Only several weeks later, as she lay stifling in her cabin on a filthy steamer from Trebizond, did she reflect that the Kurd, in 
the whole time he had been with them, had executed Miss Fergusson's commands with punctiliousness and honour; further, 
that she had no means of knowing what had passed between the two of them that last night in the cave. Perhaps Miss 
Fergusson had instructed the guide to lead her companion to a place of safety, and then desert. 
Miss Logan also reflected upon Miss Fergusson's fall. They had been crossing a scree; there had been many loose stones, 
and footing was difficult, but surely at that point they had been traversing a gentler slope, and her employer had actually been 
standing on a flattish stretch of granite when she had fallen. It was a magnetic mountain where a compass did not work, and it 
was easy to lose your bearing.
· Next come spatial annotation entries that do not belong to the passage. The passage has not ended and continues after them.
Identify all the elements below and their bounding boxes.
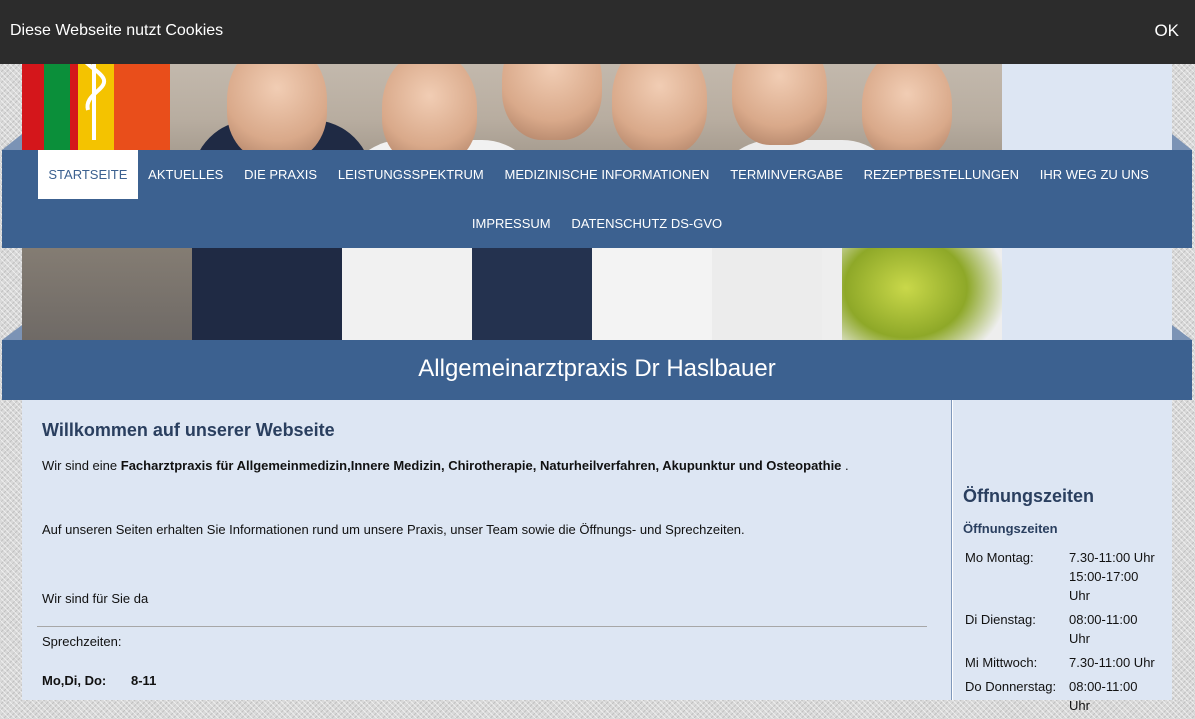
- opening-hours-heading: Öffnungszeiten: [963, 486, 1094, 506]
- time-value: 7.30-11:00 Uhr 15:00-17:00 Uhr: [1069, 550, 1155, 603]
- table-row: Mo Montag: 7.30-11:00 Uhr 15:00-17:00 Uh…: [963, 547, 1163, 609]
- intro-paragraph: Wir sind eine Facharztpraxis für Allgeme…: [42, 458, 849, 473]
- time-value: 08:00-11:00 Uhr: [1069, 679, 1138, 713]
- intro-suffix: .: [841, 458, 849, 473]
- sidebar: Öffnungszeiten Öffnungszeiten Mo Montag:…: [953, 400, 1172, 713]
- day-label: Do Donnerstag:: [965, 679, 1057, 694]
- table-row: Di Dienstag: 08:00-11:00 Uhr: [963, 609, 1163, 652]
- info-paragraph: Auf unseren Seiten erhalten Sie Informat…: [42, 522, 745, 537]
- intro-prefix: Wir sind eine: [42, 458, 121, 473]
- title-corner-right: [1172, 325, 1192, 340]
- nav-item-ihr-weg-zu-uns[interactable]: IHR WEG ZU UNS: [1029, 150, 1159, 199]
- intro-specialties: Facharztpraxis für Allgemeinmedizin,Inne…: [120, 458, 842, 473]
- table-row: Mi Mittwoch: 7.30-11:00 Uhr: [963, 652, 1163, 676]
- nav-item-impressum[interactable]: IMPRESSUM: [461, 199, 561, 248]
- main-content: Willkommen auf unserer Webseite Wir sind…: [22, 400, 952, 700]
- nav-item-leistungsspektrum[interactable]: LEISTUNGSSPEKTRUM: [327, 150, 494, 199]
- nav-item-datenschutz[interactable]: DATENSCHUTZ DS-GVO: [561, 199, 733, 248]
- main-navigation: STARTSEITE AKTUELLES DIE PRAXIS LEISTUNG…: [2, 150, 1192, 248]
- site-title: Allgemeinarztpraxis Dr Haslbauer: [418, 355, 776, 382]
- nav-item-terminvergabe[interactable]: TERMINVERGABE: [720, 150, 853, 199]
- consultation-days: Mo,Di, Do:: [42, 673, 107, 688]
- day-label: Mo Montag:: [965, 550, 1034, 565]
- nav-item-rezeptbestellungen[interactable]: REZEPTBESTELLUNGEN: [853, 150, 1029, 199]
- there-for-you-text: Wir sind für Sie da: [42, 591, 149, 606]
- nav-item-aktuelles[interactable]: AKTUELLES: [138, 150, 234, 199]
- opening-hours-table: Mo Montag: 7.30-11:00 Uhr 15:00-17:00 Uh…: [963, 547, 1163, 719]
- cookie-ok-button[interactable]: OK: [1154, 21, 1179, 41]
- consultation-label: Sprechzeiten:: [42, 634, 122, 649]
- nav-item-die-praxis[interactable]: DIE PRAXIS: [234, 150, 328, 199]
- time-value: 08:00-11:00 Uhr: [1069, 612, 1138, 646]
- page-heading: Willkommen auf unserer Webseite: [42, 420, 335, 440]
- day-label: Mi Mittwoch:: [965, 655, 1038, 670]
- cookie-text: Diese Webseite nutzt Cookies: [10, 22, 224, 39]
- title-corner-left: [2, 325, 22, 340]
- cookie-banner: Diese Webseite nutzt Cookies OK: [0, 0, 1195, 64]
- nav-item-startseite[interactable]: STARTSEITE: [38, 150, 138, 199]
- time-value: 7.30-11:00 Uhr: [1069, 655, 1155, 670]
- consultation-hours: 8-11: [131, 673, 157, 688]
- nav-corner-right: [1172, 134, 1192, 150]
- day-label: Di Dienstag:: [965, 612, 1036, 627]
- nav-corner-left: [2, 134, 22, 150]
- content-divider: [37, 626, 927, 627]
- opening-hours-subheading: Öffnungszeiten: [963, 521, 1058, 536]
- nav-item-medizinische-informationen[interactable]: MEDIZINISCHE INFORMATIONEN: [494, 150, 720, 199]
- site-title-bar: Allgemeinarztpraxis Dr Haslbauer: [2, 340, 1192, 400]
- table-row: Do Donnerstag: 08:00-11:00 Uhr: [963, 676, 1163, 719]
No, that was not it. The question she was avoiding was whether Miss Fergusson might not have 
[p. 168]
been the instrument of her own precipitation, in order to achieve or confirm whatever it was she wanted to achieve or 
confirm. Miss Fergusson had maintained, when they first stood before the haloed mountain, that there were two explanations 
of everything, that each required the exercise of faith, and that we had been given free will in order that we might choose 
between them. This dilemma was to preoccupy Miss Logan for years to come.